Another ligand modification is shown at the right of Figure 1. This ligand has no weak C-H bonds near the metal site, because the ortho-isopropyl groups are replaced by tert-butyl groups. In an exciting development, an iron(I) complex of this ligand reacts with azide to form a long-lived (days at room temperature) species with 1H NMR spectra similar to the imido complexes of other ligands (which last only a few hours at room temperature). These results are most consistent with formation of the desired imido complex, and efforts to crystallize this complex for X-ray diffraction analysis are underway.
(2) Hydrogen Atom Abstraction and Amination Reactions. This section of the proposed work is dependent on part (1), in that it requires a ligand that is not attacked by the imido group. The promising preliminary results on the long-lived imido complex strongly suggest that we will be able to address intramolecular H-atom abstractions soon.
(3) Catalytic Carbodiimide and Aziridine Formation through Group Transfer. We are writing up our mechanistic studies on the catalytic formation of tBuNCNAd from adamantyl azide (AdN3) and t-butyl isocyanide (tBuNC), which was described in detail in the 2007 report. Interestingly, catalytic group transfer also occurs with CO to form AdNCO, but the reaction with phosphines to give R3P=NAd does not turn over. Attempts to observe aziridination have not yet been successful, but ligand modifications (described above) are hoped to give promising results.
(4) Other Results. Last year's report described preliminary information on two interesting species: a tetrazene complex LMeFe(AdNNNNAd), and a "hexazene" complex (LMeFe)2(AdNNNNNNAd). Each of these contains a very interesting polynitrogen ligand, and each has been evaluated in detail.
The "hexazene" group (AdNNNNNNAd) is previously unknown in transition-metal chemistry. We characterized the first two hexazene complexes, and determined the oxidation state of the metal and ligand using Mossbauer spectroscopy and magnetic susceptibility (in collaboration with Eckhard Bill). This work was published as a Communication in J. Am. Chem. Soc., and was even covered as a Science Concentrate in Chemical and Engineering News (April 28, 2008).

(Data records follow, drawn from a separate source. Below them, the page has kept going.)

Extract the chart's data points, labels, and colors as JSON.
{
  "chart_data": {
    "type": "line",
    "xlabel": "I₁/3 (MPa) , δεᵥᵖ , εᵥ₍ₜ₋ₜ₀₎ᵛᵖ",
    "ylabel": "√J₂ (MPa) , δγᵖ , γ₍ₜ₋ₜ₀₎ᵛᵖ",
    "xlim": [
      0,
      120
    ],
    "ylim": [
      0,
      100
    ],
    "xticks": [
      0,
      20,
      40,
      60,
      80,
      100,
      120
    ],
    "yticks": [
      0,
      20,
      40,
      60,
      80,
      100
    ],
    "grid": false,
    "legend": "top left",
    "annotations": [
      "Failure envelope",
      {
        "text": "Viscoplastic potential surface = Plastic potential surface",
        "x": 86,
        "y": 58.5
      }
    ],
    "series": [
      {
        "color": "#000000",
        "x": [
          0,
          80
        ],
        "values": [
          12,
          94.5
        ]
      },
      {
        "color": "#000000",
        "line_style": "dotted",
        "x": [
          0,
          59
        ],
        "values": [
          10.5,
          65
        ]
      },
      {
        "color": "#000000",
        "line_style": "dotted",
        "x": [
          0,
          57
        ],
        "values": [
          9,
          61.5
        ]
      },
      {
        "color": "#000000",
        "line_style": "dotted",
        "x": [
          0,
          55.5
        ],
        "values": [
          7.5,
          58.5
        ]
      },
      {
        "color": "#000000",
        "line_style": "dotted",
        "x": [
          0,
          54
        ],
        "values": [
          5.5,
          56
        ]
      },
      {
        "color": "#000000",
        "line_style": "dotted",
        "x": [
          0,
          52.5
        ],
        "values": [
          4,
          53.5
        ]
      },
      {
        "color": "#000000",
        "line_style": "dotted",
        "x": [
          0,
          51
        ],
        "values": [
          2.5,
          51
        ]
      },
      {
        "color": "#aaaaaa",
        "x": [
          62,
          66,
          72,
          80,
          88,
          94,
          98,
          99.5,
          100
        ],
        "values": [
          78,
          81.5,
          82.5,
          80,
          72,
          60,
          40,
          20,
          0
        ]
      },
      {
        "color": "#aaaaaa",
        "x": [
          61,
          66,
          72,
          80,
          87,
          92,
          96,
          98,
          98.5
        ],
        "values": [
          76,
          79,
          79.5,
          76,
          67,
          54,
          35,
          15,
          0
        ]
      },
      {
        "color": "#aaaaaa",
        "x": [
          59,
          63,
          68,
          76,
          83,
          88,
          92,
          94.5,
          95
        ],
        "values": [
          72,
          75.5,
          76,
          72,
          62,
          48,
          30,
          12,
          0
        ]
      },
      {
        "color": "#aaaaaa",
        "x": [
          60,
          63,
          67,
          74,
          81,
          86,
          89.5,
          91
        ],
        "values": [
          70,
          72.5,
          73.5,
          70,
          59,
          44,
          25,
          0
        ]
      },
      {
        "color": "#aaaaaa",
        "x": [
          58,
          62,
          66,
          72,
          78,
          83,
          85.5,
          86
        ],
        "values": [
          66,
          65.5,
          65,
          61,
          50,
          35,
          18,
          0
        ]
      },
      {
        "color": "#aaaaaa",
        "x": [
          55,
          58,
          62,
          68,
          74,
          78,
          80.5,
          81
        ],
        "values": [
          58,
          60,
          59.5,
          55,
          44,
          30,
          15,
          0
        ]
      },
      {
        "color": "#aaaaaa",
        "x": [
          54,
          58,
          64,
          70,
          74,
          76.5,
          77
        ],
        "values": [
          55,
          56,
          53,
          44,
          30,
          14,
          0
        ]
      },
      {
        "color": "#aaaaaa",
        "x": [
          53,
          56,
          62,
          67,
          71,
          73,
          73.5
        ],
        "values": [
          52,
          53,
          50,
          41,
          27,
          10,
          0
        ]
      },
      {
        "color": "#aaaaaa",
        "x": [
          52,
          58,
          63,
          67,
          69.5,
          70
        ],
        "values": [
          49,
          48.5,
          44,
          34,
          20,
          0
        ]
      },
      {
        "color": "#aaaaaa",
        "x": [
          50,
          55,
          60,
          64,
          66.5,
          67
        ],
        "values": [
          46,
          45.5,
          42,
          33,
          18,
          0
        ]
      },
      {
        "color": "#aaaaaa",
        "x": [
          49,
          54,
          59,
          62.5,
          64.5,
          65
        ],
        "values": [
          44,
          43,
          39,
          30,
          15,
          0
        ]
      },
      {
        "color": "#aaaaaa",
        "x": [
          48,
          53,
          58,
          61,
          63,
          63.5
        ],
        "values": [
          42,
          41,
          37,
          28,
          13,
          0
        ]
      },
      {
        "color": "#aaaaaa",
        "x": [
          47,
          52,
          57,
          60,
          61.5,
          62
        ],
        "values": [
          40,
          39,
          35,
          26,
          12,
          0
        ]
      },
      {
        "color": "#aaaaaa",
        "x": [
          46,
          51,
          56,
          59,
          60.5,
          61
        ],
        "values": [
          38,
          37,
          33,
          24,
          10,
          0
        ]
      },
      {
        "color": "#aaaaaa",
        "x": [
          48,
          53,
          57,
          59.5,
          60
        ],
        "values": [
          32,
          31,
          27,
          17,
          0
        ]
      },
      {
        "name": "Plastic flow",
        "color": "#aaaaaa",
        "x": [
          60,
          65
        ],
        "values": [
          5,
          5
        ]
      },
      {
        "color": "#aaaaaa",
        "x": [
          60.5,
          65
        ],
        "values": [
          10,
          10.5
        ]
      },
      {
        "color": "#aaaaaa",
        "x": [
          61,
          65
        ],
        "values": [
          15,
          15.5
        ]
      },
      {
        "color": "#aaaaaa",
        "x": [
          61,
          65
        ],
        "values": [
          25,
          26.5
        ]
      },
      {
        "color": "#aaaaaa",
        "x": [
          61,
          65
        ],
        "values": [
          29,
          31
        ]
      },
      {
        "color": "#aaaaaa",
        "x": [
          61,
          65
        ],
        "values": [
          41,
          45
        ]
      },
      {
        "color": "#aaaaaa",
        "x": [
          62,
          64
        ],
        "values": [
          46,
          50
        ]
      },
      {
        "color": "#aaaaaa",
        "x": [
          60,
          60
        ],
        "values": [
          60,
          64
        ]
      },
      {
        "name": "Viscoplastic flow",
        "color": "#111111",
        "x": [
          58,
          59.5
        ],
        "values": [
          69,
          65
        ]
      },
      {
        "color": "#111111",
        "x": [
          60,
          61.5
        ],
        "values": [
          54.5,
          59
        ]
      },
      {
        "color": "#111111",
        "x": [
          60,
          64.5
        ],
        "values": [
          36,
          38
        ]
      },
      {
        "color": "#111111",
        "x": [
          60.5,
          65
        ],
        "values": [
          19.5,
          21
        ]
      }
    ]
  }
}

The tetrazene complex LMeFe(AdNNNNAd) is interesting because it could be formulated as an iron(I) complex with a neutral ligand, as an iron(II) complex with a radical anion ligand, or an iron(III) complex with a dianionic ligand (Figure 2). Mssbauer spectra and DFT calculations have definitively shown the iron(II)-radical ligand resonance form is most accurate. Interestingly, reduction by one electron gives [LMeFe(AdNNNNAd)]–, in which the ligand, rather than the metal, has been reduced. Although spectroscopic and theoretical studies are ambiguous on the electron distribution in this compound, the crystal structure shows clear signs of ligand reduction. This first detailed study on tetrazene redox chemistry is also complete, and is being submitted to Angew. Chem. for publication.